Negli ultimi tempi, si stanno registrando numerosi avvistamenti e un incremento delle predazioni, suscitando preoccupazione tra allevatori e frequentatori della montagna.

«I lupi sono un problema serio e reale: l’abbiamo già detto e lo ribadiamo – dichiara il sindaco di Grosio, Gian Antonio Pini. Ogni giorno ricevo segnalazioni da persone che temono per la propria incolumità e per i loro animali. È necessario trovare una soluzione definitiva, poiché quelle adottate finora sono solo palliativi».

Un problema crescente

Le capre, tradizionalmente lasciate libere di pascolare nei maggenghi e negli alpeggi, vengono ora tenute nelle stalle del fondovalle per paura di essere attaccate dai lupi. Questi piccoli greggi, quasi animali domestici per i loro proprietari, non giustificherebbero la costruzione di recinti elettrificati, dal momento che, con l’arrivo della bella stagione, sono sempre stati portati in quota. Questa antica usanza, che ricopre un ruolo fondamentale nella manutenzione dell’ambiente montano, è a rischio di estinzione. La situazione è critica non solo per i piccoli allevatori, ma anche per le aziende agricole e i produttori di formaggio, che vedono la loro attività minacciata. Negli ultimi mesi, si sono registrate molte predazioni in Val Grosina.

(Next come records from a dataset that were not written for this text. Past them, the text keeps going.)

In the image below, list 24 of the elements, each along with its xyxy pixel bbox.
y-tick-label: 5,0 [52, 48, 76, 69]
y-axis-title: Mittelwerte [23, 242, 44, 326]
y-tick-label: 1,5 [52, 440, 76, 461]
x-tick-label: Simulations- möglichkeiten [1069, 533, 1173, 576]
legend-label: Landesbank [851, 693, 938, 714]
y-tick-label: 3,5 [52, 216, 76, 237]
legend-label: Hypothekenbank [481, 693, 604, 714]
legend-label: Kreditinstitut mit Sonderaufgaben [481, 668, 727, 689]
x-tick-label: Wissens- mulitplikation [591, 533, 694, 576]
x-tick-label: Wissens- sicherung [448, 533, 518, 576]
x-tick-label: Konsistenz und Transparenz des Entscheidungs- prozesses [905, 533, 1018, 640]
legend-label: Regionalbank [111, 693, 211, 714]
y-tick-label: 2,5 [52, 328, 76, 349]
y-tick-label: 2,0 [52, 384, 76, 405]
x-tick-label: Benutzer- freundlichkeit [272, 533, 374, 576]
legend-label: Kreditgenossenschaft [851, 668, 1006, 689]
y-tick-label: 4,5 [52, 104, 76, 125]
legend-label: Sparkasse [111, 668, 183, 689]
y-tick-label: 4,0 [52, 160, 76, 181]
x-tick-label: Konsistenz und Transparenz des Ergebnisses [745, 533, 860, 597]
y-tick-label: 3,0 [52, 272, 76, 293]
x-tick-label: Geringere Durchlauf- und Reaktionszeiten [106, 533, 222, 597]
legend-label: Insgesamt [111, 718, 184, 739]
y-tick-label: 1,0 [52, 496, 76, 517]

«Siamo riconoscenti a Regione Lombardia per le misure di prevenzione attuate – prosegue il sindaco Pini – ma ormai non sono più sufficienti, poiché la situazione sta peggiorando, influenzando le abitudini di chi frequenta la montagna, dei piccoli allevatori con pochi capi di capre e delle aziende agricole più strutturate. Il lupo, come dimostrano le foto, uccide per voracità, non per fame: attacca le capre, lasciandole morire dissanguate senza nemmeno mangiarle. I proprietari trovano i loro animali morti, subendo danni economici e psicologici».

Le recinzioni, i cani da guardiania e i risarcimenti possono essere utili, ma non risolvono il problema, come dimostrano i fatti.

«Se vogliamo lasciare la montagna ai lupi, escludendo le persone, è opportuno dirlo chiaramente, poiché questo sta accadendo – conclude il sindaco Pini. La presenza dei lupi, così come degli orsi, sta modificando negativamente il modo di vivere la montagna. Sono necessarie misure drastiche, poiché la popolazione di lupi continua ad aumentare. La Svizzera ha scelto la strada dell’abbattimento preventivo: invito le autorità competenti a considerare questa opzione, prima che sia troppo tardi».